The End of Liberty

There was a book by Reay Tannahill, years ago, titled Sex In History. It was a fascinating read, but the overall impression I gained from reading it is that traditional American views on sex are historically-atypical and grotesque perversions of the rather more commonsense views and practices of sex in different cultures throughout history — and most startling of all is our complete ignorance of how utterly parochial our views are.

It’s much the same with religion. The chief clue, in my mind, is in the Roman Latin root for religion, religio, which derives from the root ligare, or bond, and could (in my mind, at least) be viewed as “re-binding.”

Consider: among band hunter/gatherers, the band is the family bond. Simple. Intimate. Co-dependent for survival. There are origin stories that vary from band to band, but are passed down as traditional stories in a context of simple survival needs. There are rules that vary for swapping men and women with other bands, to prevent inbreeding: rules range from trade to warfare. This model moves fairly well into pastoral societies, which herd, but are generally migratory. But as soon as you form an agricultural society, you are stuck in one place. You have to become more militant to defend the land, and then you end up attracting other bands and tribes that are starving because they have become too populous and have stripped Eden of its treasures, so you either have to kill them, drive them away, or appropriate them into your culture. Only the latter is stable in the long run. So you have to re-bind them under a common origin story.

Re-read the Pentateuch (the first five books of the Bible) in this light. Cain and Abel, the farmer and the hunter, where the farmer (the agriculturalist) slew the hunter (the tribal band) and was then expelled from Eden to till the soil. Abraham, Isaac, Jacob, and Joseph, and their interaction with, and assimilation under, the great agricultural civilization of Egypt. Moses, their independence from Egypt, the conquest of Canaan, and eventual creation of an Israelite Kingdom. It’s all there: the birth of “civilization.”

Agricultural villages give way to city-states, which give way to kingdoms, which give way to empires, which give way to nation-states. Every increase in scope requires a new organizational structure, and a new re-binding under some kind of common origin story.

Catholic (universal) Christianity was the great binding story of the late Roman Empire, and as that empire split between East and West in decades after Constantine, the Catholic story broke into the Roman and Orthodox varieties. The Roman Church grew deeply corrupt as the remains of the Western Empire fell and then rebuilt, and was challenged repeatedly by “heresies” — many (all?) of which were reform efforts targeting the corruption. The Protestant Heresy successfully broke off in the 16th and 17th centuries, and created an entirely new model of belonging, with allegiance to “individual conscience” carrying an equal stature to the Word of God and the Authority of the Church, enabling the creation of an increasingly technological/economic/secular society.

The United States — post-1776 — was one of those secular societies, and one of the first European societies (I believe) to prohibit religion as a basis for governance.
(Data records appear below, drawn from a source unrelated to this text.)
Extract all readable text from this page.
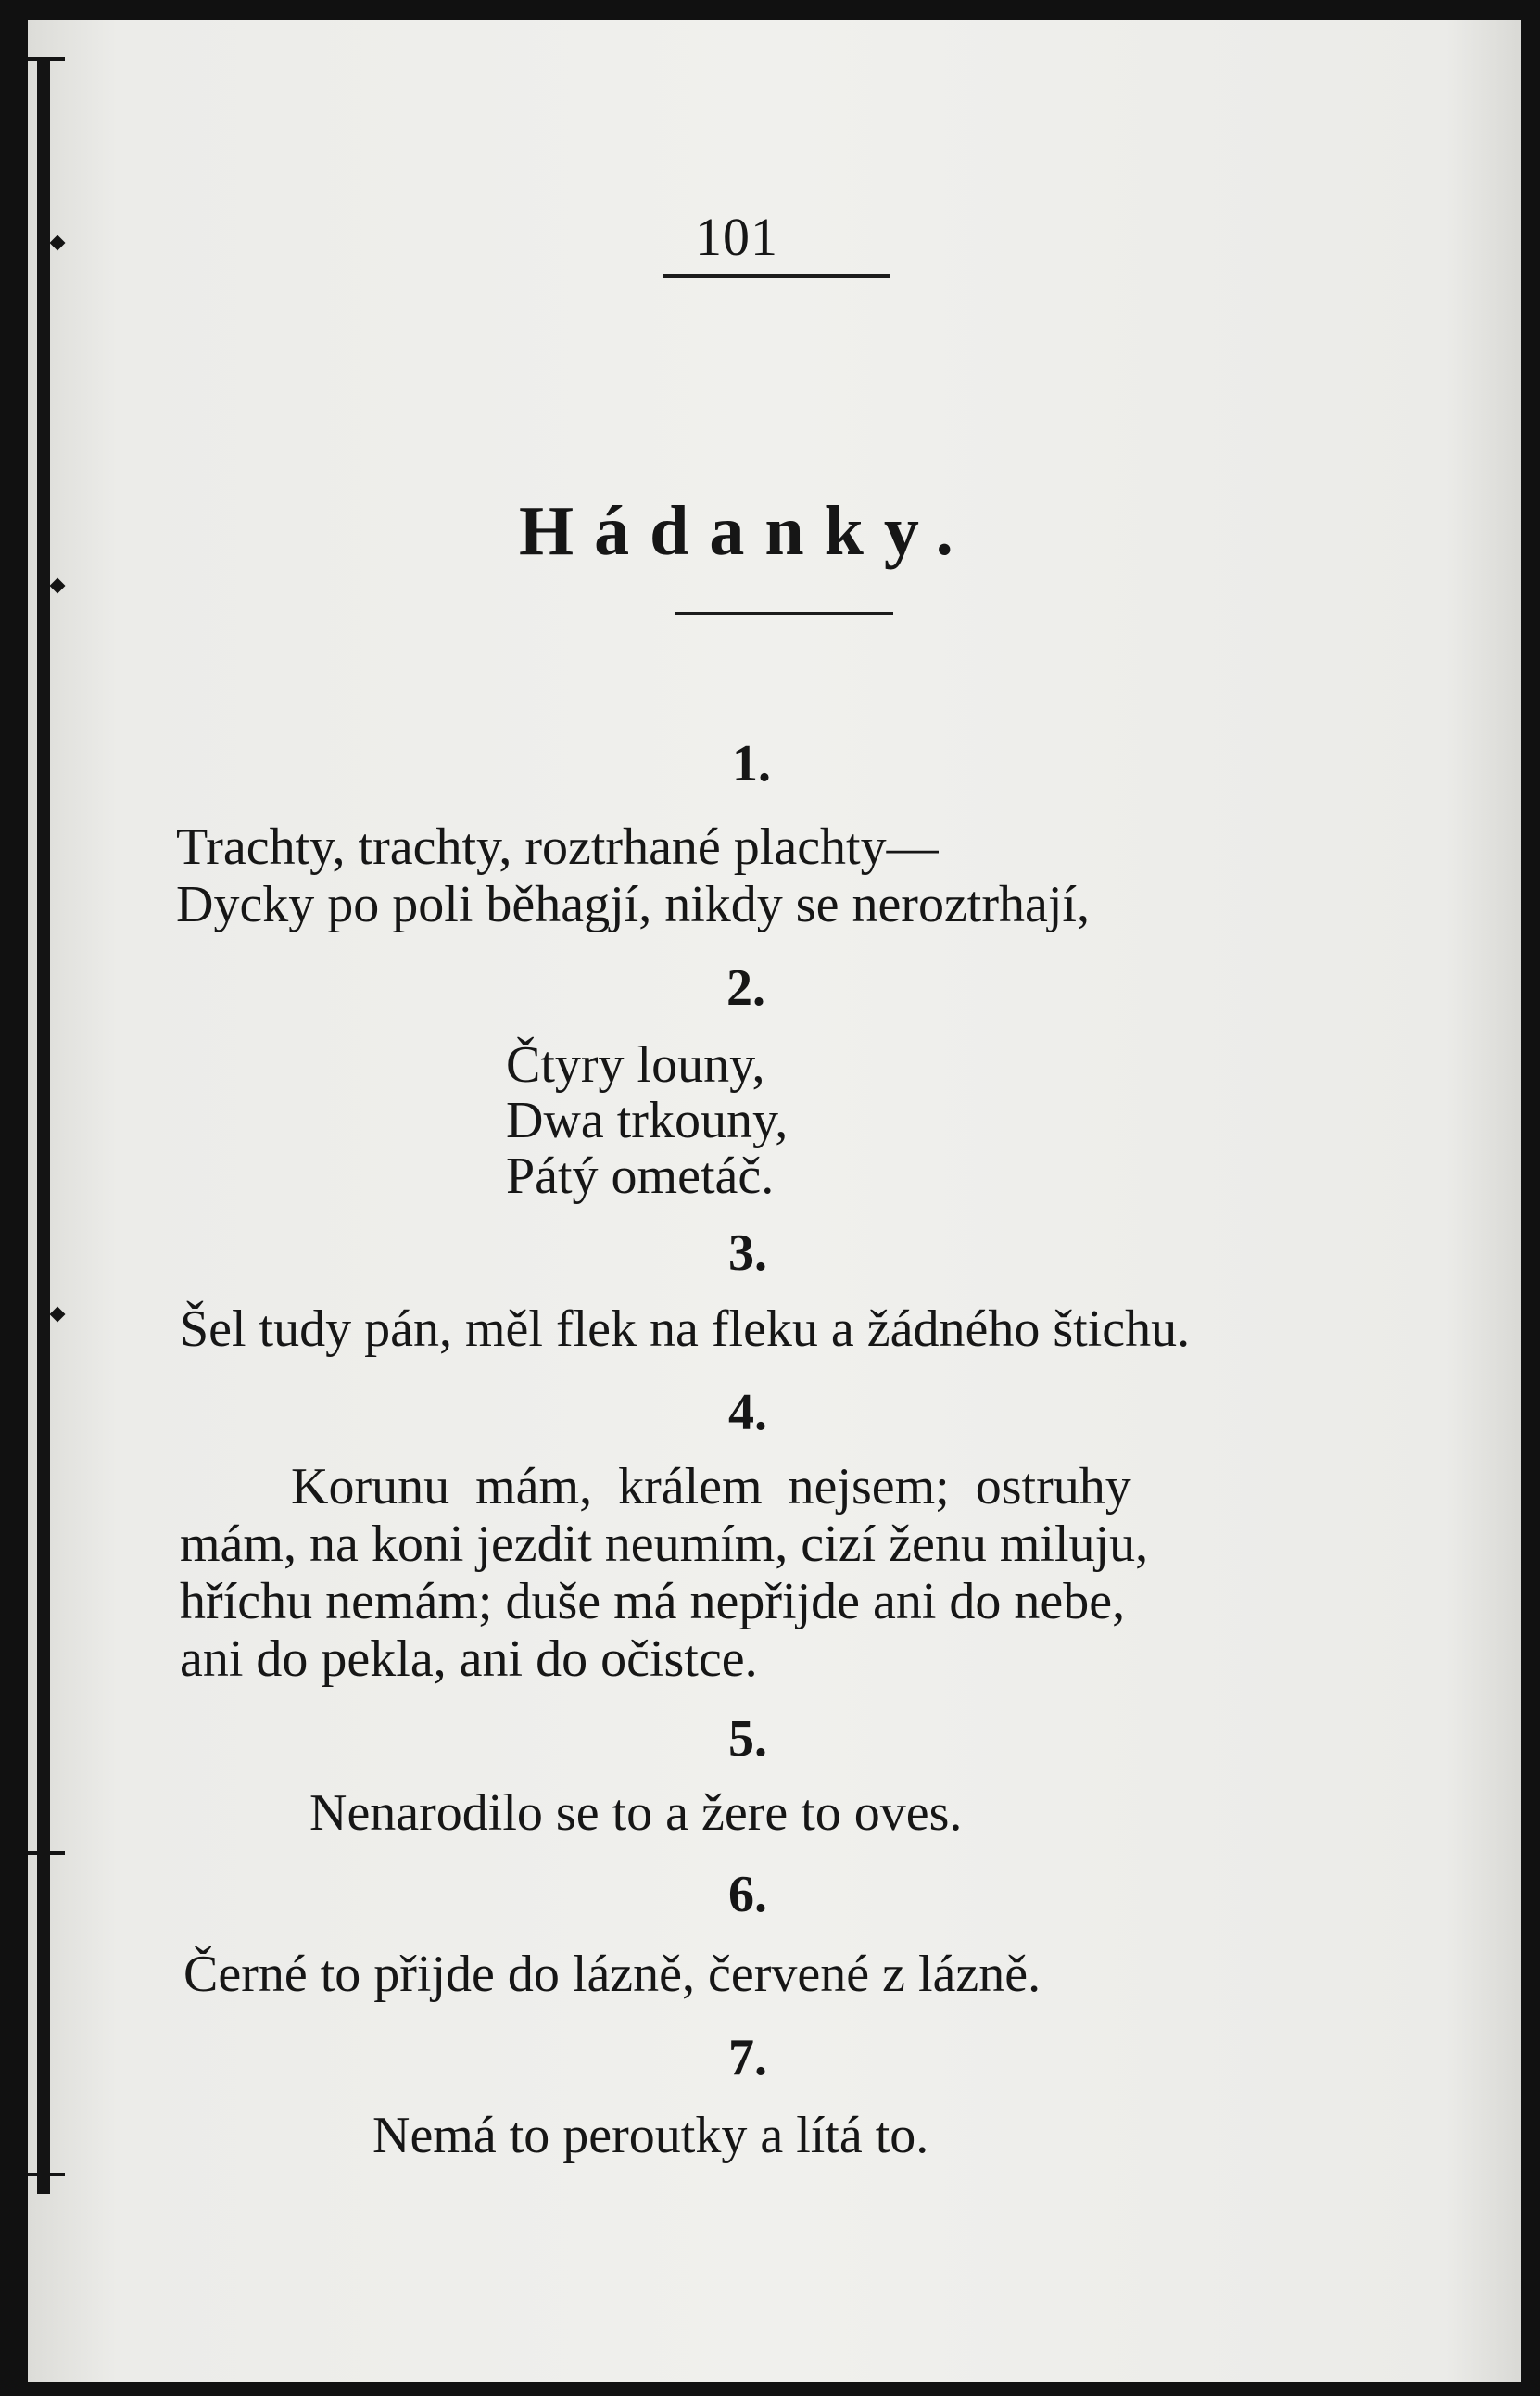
101
Hádanky.
1.
Trachty, trachty, roztrhané plachty—
Dycky po poli běhagjí, nikdy se neroztrhají,
2.
Čtyry louny,
Dwa trkouny,
Pátý ometáč.
3.
Šel tudy pán, měl flek na fleku a žádného štichu.
4.
Korunu mám, králem nejsem; ostruhy
mám, na koni jezdit neumím, cizí ženu miluju,
hříchu nemám; duše má nepřijde ani do nebe,
ani do pekla, ani do očistce.
5.
Nenarodilo se to a žere to oves.
6.
Černé to přijde do lázně, červené z lázně.
7.
Nemá to peroutky a lítá to.
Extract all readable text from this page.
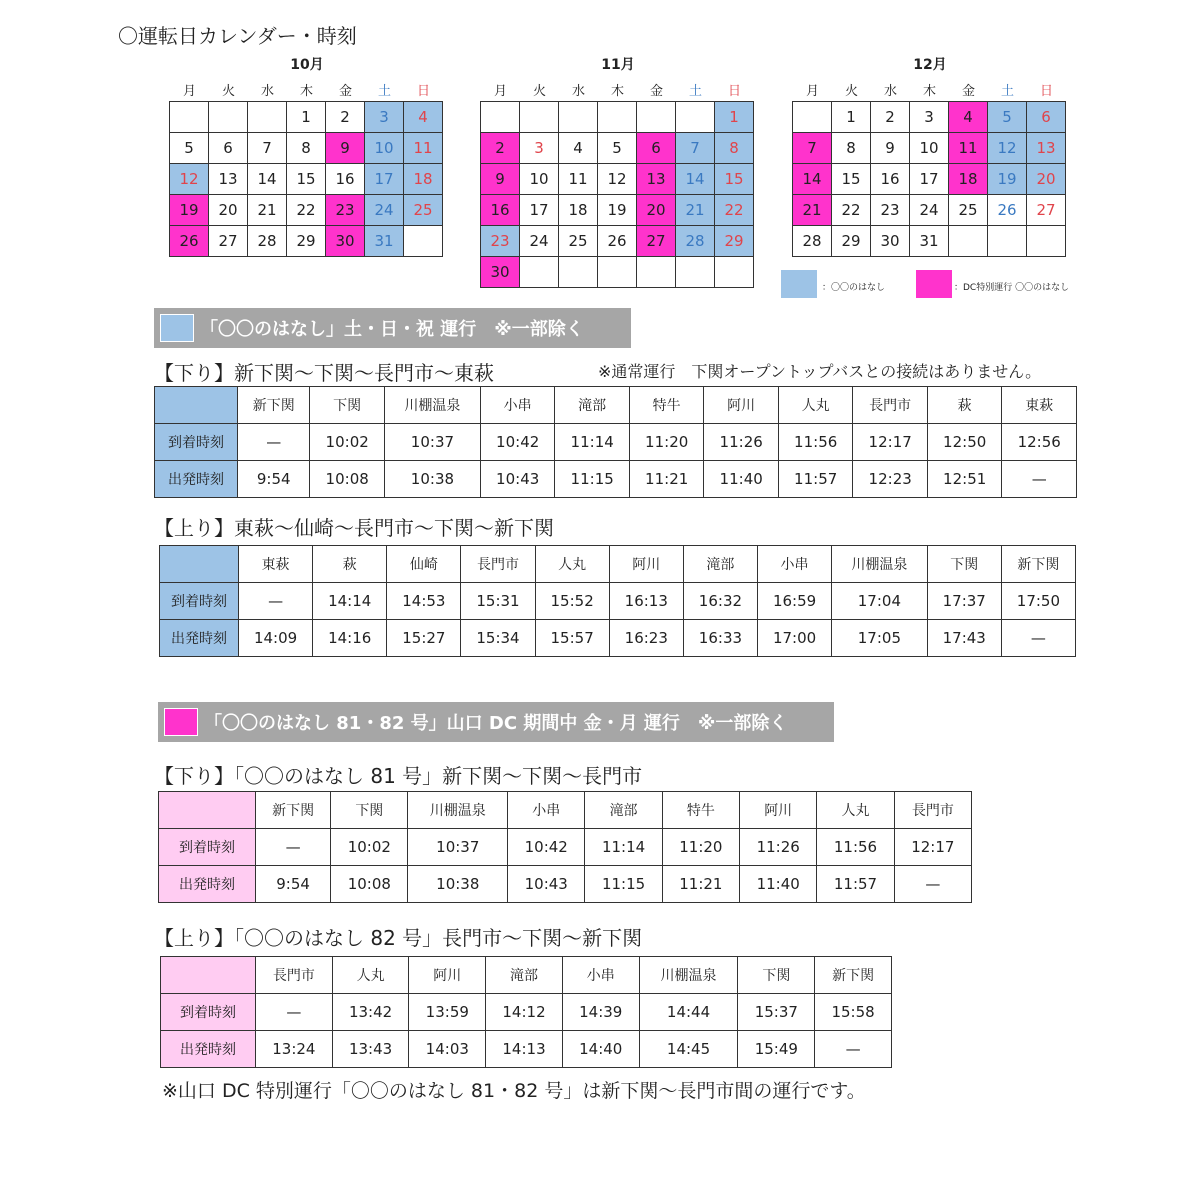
〇運転日カレンダー・時刻
10月
月	火	水	木	金	土	日
			1	2	3	4
5	6	7	8	9	10	11
12	13	14	15	16	17	18
19	20	21	22	23	24	25
26	27	28	29	30	31	
11月
月	火	水	木	金	土	日
						1
2	3	4	5	6	7	8
9	10	11	12	13	14	15
16	17	18	19	20	21	22
23	24	25	26	27	28	29
30						
12月
月	火	水	木	金	土	日
	1	2	3	4	5	6
7	8	9	10	11	12	13
14	15	16	17	18	19	20
21	22	23	24	25	26	27
28	29	30	31			
：〇〇のはなし	：DC特別運行 〇〇のはなし
「〇〇のはなし」土・日・祝 運行　※一部除く
【下り】新下関〜下関〜長門市〜東萩	※通常運行　下関オープントップバスとの接続はありません。
	新下関	下関	川棚温泉	小串	滝部	特牛	阿川	人丸	長門市	萩	東萩
到着時刻	—	10:02	10:37	10:42	11:14	11:20	11:26	11:56	12:17	12:50	12:56
出発時刻	9:54	10:08	10:38	10:43	11:15	11:21	11:40	11:57	12:23	12:51	—
【上り】東萩〜仙崎〜長門市〜下関〜新下関
	東萩	萩	仙崎	長門市	人丸	阿川	滝部	小串	川棚温泉	下関	新下関
到着時刻	—	14:14	14:53	15:31	15:52	16:13	16:32	16:59	17:04	17:37	17:50
出発時刻	14:09	14:16	15:27	15:34	15:57	16:23	16:33	17:00	17:05	17:43	—
「〇〇のはなし 81・82 号」山口 DC 期間中 金・月 運行　※一部除く
【下り】「〇〇のはなし 81 号」新下関〜下関〜長門市
	新下関	下関	川棚温泉	小串	滝部	特牛	阿川	人丸	長門市
到着時刻	—	10:02	10:37	10:42	11:14	11:20	11:26	11:56	12:17
出発時刻	9:54	10:08	10:38	10:43	11:15	11:21	11:40	11:57	—
【上り】「〇〇のはなし 82 号」長門市〜下関〜新下関
	長門市	人丸	阿川	滝部	小串	川棚温泉	下関	新下関
到着時刻	—	13:42	13:59	14:12	14:39	14:44	15:37	15:58
出発時刻	13:24	13:43	14:03	14:13	14:40	14:45	15:49	—
※山口 DC 特別運行「〇〇のはなし 81・82 号」は新下関〜長門市間の運行です。
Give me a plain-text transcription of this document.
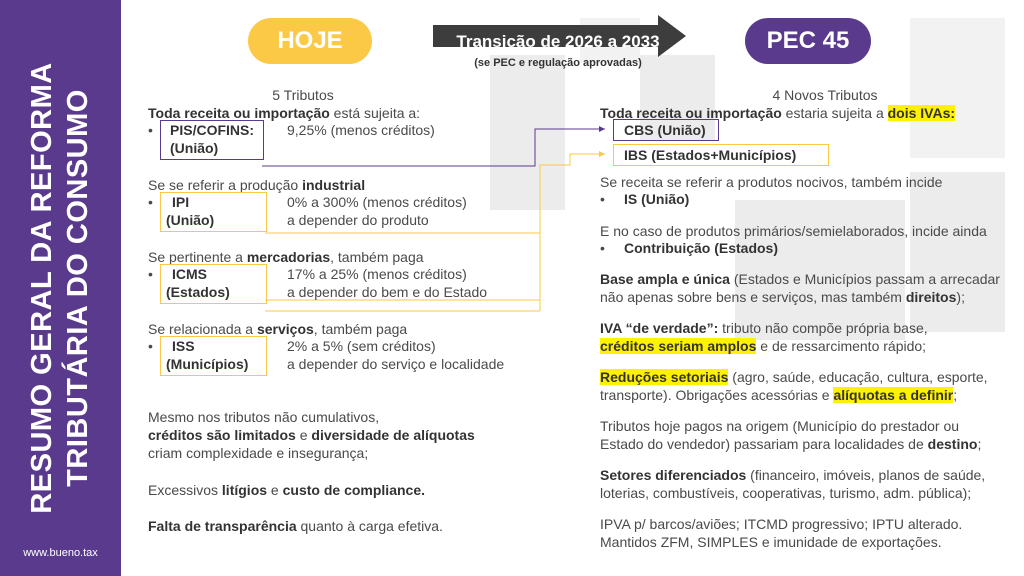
RESUMO GERAL DA REFORMA TRIBUTÁRIA DO CONSUMO
www.bueno.tax
HOJE	Transição de 2026 a 2033
(se PEC e regulação aprovadas)
PEC 45
5 Tributos
Toda receita ou importação está sujeita a:
• PIS/COFINS:
(União)
9,25% (menos créditos)
Se se referir a produção industrial
• IPI
(União)
0% a 300% (menos créditos)
a depender do produto
Se pertinente a mercadorias, também paga
• ICMS
(Estados)
17% a 25% (menos créditos)
a depender do bem e do Estado
Se relacionada a serviços, também paga
• ISS
(Municípios)
2% a 5% (sem créditos)
a depender do serviço e localidade
Mesmo nos tributos não cumulativos,
créditos são limitados e diversidade de alíquotas
criam complexidade e insegurança;
Excessivos litígios e custo de compliance.
Falta de transparência quanto à carga efetiva.
4 Novos Tributos
Toda receita ou importação estaria sujeita a dois IVAs:
CBS (União)
IBS (Estados+Municípios)
Se receita se referir a produtos nocivos, também incide
• IS (União)
E no caso de produtos primários/semielaborados, incide ainda
• Contribuição (Estados)
Base ampla e única (Estados e Municípios passam a arrecadar
não apenas sobre bens e serviços, mas também direitos);
IVA “de verdade”: tributo não compõe própria base,
créditos seriam amplos e de ressarcimento rápido;
Reduções setoriais (agro, saúde, educação, cultura, esporte,
transporte). Obrigações acessórias e alíquotas a definir;
Tributos hoje pagos na origem (Município do prestador ou
Estado do vendedor) passariam para localidades de destino;
Setores diferenciados (financeiro, imóveis, planos de saúde,
loterias, combustíveis, cooperativas, turismo, adm. pública);
IPVA p/ barcos/aviões; ITCMD progressivo; IPTU alterado.
Mantidos ZFM, SIMPLES e imunidade de exportações.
It was aided in this by the utterly fragmentary nature of Protestantism, owing to its elevation of individual conscience. In the US, diverse religions sprang up like weeds: Mormonism; Christian Science; Theosophy; various Fundamentalism(s). None recognized any contrary religious authority. None had secular authority to force acceptance of its own religious authority.

So what did the US do to re-bind its individual elements, and tribes, and religions?

I think it’s this word, “Liberty,” which only has meaning in the context of its antonym, “Tyranny.”

“Tyranny” was the iron hand of the Roman Empire. It was the brutal corruption of the Roman Church. It was the wars of all the European Monarchs, and most notably (for the US), the Damned British Empire. When the Leninists decided to create a worker’s paradise based on a totalitarian model, it was the Damned Communists. And then, of course, the Damned Nazis in Germany. And the Damned Japanese Empire.

Since 1991, when the Damned Soviet Union fell, what Tyranny are we fighting? What binds us as a people? What ARE we, in the absences of either a coherent religion, or a nation fighting Tyranny?

What does “Liberty” even mean?

I think what is happening right now in the US is EXTREMELY deep.